Winston Yin (尹維晨) (Jan 15 2026 at 18:31):
@Dominic Steinitz , I would recommend first searching the Zulip for mentions of the exponential map, as well as Lie group/algebra. There has been quite a bit of discussion in multiple threads about this. Here's an example thread #Is there code for X? > Lie algebra exponential map? @ 💬 . Wanting to define exponential maps on Lie groups brought me to integral curves and flows on manifolds. There are open PRs which I would like to land: #26394, #26395. Then, you can define exponential maps as global integral curves on the Lie group.
Since manifolds on Mathlib are quite general and could be infinite-dimensional, there's some subtleties surrounding several inequivalent definitions of the tangent space at a point. There's some discussion on Zulip about this point as well, which I recommend reading.
I have now gone in a different direction. I'm now working on the smoothness of flows with respect to the starting position.
Dominic Steinitz (Jan 16 2026 at 11:16):
@Winston Yin (尹維晨) Thanks very much. I have read some of them. I wasn't aware of the one you reference. I will search more thoroughly.
I wasn't aware of your PRs which I think get us some of the way there (don't we need to know that the flows on left invariant vector fields are complete not just on compact spaces?). Why have they not been merged?

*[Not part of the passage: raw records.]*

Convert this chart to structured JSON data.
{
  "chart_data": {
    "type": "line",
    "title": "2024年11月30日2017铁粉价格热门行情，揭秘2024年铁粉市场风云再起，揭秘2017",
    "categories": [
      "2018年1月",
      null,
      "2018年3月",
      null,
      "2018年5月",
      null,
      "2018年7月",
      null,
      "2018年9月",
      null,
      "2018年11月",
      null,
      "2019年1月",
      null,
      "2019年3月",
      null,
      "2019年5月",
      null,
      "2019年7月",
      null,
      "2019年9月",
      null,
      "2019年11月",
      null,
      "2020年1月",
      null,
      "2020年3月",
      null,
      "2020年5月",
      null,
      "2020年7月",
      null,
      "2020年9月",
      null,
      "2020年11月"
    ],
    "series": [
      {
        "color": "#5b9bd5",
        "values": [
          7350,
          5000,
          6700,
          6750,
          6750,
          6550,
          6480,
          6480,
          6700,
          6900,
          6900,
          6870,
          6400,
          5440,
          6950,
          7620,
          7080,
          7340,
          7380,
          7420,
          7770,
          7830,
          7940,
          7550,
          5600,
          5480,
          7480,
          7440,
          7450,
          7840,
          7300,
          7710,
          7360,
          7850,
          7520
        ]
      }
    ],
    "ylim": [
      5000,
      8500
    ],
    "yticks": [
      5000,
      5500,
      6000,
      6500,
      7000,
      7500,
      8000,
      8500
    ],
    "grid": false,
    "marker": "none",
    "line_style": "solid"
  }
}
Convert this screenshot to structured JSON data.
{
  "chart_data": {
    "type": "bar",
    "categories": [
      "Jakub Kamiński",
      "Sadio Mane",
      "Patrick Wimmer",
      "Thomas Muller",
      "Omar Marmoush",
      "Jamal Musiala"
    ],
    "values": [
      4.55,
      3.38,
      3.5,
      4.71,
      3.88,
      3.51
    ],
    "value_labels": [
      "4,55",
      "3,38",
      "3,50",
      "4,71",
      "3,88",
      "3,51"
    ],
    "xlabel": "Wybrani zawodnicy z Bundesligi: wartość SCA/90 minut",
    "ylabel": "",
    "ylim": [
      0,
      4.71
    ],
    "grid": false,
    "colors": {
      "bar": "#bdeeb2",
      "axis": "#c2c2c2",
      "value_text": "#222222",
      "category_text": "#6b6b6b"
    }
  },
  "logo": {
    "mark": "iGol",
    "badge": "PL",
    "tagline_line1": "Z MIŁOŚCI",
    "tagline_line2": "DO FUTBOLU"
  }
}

I am not keen to go down this particular rabbit hole just at the moment. I think I can move forward by making the existence of global flows (on left invariant vector fields) a hypothesis on my definitions / theorems and then come back later and prove this existence (this is what seems to have happened with Riemannian metrics unless I missed a previous existence proof). Saying the same thing a different way, I'd like to get the big picture first and then fill in the details. E.g. I'd like to be able to write down the Maurer-Cartin form, the Cartan structure equations, the Bianchi identities - that sort of thing. Then we can start to think of doing general relativity and gauge theory. But maybe this is all too ambitious.
Last updated: Feb 28 2026 at 14:05 UTC